4. Mitologi Di Bumi Borneo
Di bumi Borneo, Masyarakat Dayak percaya, ketika gerhana matahari, Matahari dikuasai Jangkarang Matan Andau, manifestasi dari Hyang Ilahi. Gerhana adalah pertanda dari Jangkarang Matan Andau bagi keberlangsungan hidup manusia pada masa datang.
"Jika gerhana matahari terjadi pagi hari atau subuh, itu pertanda bagi mereka yang berusia muda, mulai dari baru lahir hingga usia dewasa, akan memperoleh terang kehidupan. Pada pagi hari terdapat kesegaran, kesejukan, dan kesehatan," kata Bajik Rubuh Simpei, rohaniwan Hindu Kaharingan, di Palangkaraya, Kalimantan Tengah (Kompas 17 Februari 2016).
Selanjutnya, apabila gerhana terjadi siang hari, perlu diwaspadai akan terjadi bencana atau gejolak di kemudian hari. Sifat siang hari yang panas rentan menimbulkan gejolak yang harus diantisipasi pada masa depan. Jika gerhana matahari terjadi sore hari, masyarakat Dayak meyakini pada masa mendatang akan damai, aman, dan penuh berkat.

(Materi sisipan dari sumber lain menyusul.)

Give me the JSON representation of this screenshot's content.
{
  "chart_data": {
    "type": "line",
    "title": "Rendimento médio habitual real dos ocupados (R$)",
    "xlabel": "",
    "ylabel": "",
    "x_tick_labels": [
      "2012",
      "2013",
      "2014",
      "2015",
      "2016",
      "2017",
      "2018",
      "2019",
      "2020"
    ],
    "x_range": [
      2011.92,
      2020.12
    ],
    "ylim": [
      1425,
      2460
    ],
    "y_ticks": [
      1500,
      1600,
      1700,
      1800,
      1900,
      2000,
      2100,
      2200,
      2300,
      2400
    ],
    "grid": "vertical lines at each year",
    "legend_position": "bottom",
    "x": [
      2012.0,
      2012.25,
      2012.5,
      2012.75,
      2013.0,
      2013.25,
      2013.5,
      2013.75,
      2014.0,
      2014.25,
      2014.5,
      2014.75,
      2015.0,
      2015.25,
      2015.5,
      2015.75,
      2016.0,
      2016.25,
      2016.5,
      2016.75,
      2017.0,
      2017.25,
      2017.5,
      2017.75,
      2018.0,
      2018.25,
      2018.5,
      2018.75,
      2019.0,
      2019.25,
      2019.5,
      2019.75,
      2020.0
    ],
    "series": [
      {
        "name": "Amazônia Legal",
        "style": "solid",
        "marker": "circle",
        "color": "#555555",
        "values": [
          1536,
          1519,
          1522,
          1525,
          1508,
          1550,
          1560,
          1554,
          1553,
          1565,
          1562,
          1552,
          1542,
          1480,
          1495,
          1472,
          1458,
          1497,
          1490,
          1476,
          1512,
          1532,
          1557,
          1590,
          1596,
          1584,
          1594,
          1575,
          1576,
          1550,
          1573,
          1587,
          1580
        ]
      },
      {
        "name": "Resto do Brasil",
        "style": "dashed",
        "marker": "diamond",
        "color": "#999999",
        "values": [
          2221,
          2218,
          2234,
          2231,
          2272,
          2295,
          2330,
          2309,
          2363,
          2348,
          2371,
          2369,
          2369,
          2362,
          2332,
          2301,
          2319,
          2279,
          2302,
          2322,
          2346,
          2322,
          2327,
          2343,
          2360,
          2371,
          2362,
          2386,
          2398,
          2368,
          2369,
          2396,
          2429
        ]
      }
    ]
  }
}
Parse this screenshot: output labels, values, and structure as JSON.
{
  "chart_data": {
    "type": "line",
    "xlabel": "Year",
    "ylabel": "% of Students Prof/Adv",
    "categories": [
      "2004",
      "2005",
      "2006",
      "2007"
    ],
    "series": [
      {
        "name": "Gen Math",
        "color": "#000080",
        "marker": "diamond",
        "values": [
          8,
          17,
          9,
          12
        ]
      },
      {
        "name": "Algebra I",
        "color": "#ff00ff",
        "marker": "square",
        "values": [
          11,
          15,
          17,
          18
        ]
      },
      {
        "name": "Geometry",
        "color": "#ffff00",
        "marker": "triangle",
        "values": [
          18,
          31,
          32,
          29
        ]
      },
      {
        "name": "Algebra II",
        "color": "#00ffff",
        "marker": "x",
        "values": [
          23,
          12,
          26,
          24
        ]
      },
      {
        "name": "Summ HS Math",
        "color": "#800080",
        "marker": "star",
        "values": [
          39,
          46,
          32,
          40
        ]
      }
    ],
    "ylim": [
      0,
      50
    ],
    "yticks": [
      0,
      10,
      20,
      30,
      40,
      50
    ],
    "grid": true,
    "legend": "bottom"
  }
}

"Segala tanda dari fenomena alam itu untuk mendorong manusia mawas diri dan berhati-hati menghadapi masa depan," katanya.
Saat terjadi gerhana, puji-pujian pun dihaturkan melalui upacara adat oleh balian (dukun) dengan mendaraskan mantra dan doa dalam bahasa Sangiang atau bahasa leluhur. Ritual itu untuk menjaga keseimbangan alam semesta sekaligus ungkapan syukur kepada Tuhan.
"Yang penting diingat adalah alam telah membantu dan mendampingi manusia, tinggal bagaimana manusia melestarikan dan terus hidup berdampingan dengan alam," ujar Bajik.
Sementara itu, Ketua Majelis Daerah Agama Hindu Kaharingan Kota Palangkaraya Prada mengatakan, saat gerhana matahari tiba, terdapat energi negatif yang harus dihalau manusia. Karena itu, saat gerhana, remaja biasanya keluar rumah sambil menutupi kepalanya dengan wajan agar rambutnya tidak segera beruban.
Selain itu, dibunyikan juga gong, gendang, atau tabuh-tabuhan lain untuk mengusir energi negatif itu.
Budayawan Kalsel, Mukhlis Maman menambahkan mitos soal gerhana matahari tidak dapat dipungkiri masih ada di sebagian masayarakat Kalimantan Selatan.